Abstract

This work presents the development of a precise, constant current heating mechanism for an antagonistic shape memory alloy (SMA) actuator. The actuator was developed using a pair of SMA wires arranged in an antagonistic configuration. SMA possesses a unique phase-dependent, resistance variation property which is called self-sensing. This phenomenon is observed during thermal phase transition. A constant heating current was employed to measure combined differential resistance (ΔR) which provides insignificant hysteresis and linear relationship with displacement. ΔR eventually helps to determine the present position of the actuator for sensorless feedback control.

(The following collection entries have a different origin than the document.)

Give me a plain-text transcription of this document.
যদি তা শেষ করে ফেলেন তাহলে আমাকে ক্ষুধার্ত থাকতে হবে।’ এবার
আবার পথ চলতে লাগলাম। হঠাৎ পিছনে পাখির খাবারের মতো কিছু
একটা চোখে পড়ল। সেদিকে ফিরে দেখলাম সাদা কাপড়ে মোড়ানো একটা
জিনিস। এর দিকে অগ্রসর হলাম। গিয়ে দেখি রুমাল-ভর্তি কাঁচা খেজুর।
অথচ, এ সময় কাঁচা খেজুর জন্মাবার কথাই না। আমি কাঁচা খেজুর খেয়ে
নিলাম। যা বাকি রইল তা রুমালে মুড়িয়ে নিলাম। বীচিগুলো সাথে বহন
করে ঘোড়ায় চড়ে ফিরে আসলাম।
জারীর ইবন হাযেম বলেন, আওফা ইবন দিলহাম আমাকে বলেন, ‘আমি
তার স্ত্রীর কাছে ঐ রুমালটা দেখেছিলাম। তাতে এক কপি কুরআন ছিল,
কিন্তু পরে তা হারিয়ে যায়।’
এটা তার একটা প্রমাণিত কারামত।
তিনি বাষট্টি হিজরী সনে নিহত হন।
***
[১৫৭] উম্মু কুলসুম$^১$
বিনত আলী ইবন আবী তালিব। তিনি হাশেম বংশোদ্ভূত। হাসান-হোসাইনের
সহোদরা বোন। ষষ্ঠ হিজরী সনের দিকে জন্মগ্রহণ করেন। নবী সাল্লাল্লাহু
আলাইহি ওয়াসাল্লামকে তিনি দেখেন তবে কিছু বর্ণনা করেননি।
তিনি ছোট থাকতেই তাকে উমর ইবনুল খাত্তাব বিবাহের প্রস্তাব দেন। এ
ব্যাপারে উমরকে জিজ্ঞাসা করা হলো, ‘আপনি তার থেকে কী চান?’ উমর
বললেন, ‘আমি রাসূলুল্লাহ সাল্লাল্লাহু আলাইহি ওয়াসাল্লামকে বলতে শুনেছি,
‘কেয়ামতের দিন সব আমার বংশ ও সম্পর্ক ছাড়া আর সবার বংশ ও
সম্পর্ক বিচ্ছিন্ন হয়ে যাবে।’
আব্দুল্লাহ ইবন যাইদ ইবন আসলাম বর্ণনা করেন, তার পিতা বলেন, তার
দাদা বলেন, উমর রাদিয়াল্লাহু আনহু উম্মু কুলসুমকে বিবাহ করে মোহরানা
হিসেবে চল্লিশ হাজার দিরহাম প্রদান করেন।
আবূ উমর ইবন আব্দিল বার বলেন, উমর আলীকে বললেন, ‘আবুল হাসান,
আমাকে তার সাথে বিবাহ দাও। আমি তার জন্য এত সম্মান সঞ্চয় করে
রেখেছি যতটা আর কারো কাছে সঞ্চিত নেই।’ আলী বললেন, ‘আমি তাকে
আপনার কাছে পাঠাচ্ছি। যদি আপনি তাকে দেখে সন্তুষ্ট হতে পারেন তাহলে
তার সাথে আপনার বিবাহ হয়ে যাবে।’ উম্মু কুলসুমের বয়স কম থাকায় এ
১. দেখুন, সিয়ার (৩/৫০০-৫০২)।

The aim is to remove additional external sensors, reducing actuator footprint and interface complexity using the proposed study. The performance analysis of the actuator was evaluated under constant current by the tracking trajectory of reference signals. The tracking results confirmed the improvement in operating bandwidth by a reduction in displacement. The heating module mainly consisted of a low pass filter, operational amplifier with a current sense feedback mechanism that regulates the heating current in proportion to PWM signals. The result shows a significant 21% variation in the observed value of ΔR (1.200–0.254 Ω) between the major–minor loops. The study confirms linearity and maintains similarity by highest correlation 0.9508 during open-loop, which further improves to 0.9891 in close feedback reference tracking with an error band ±0.05 mm.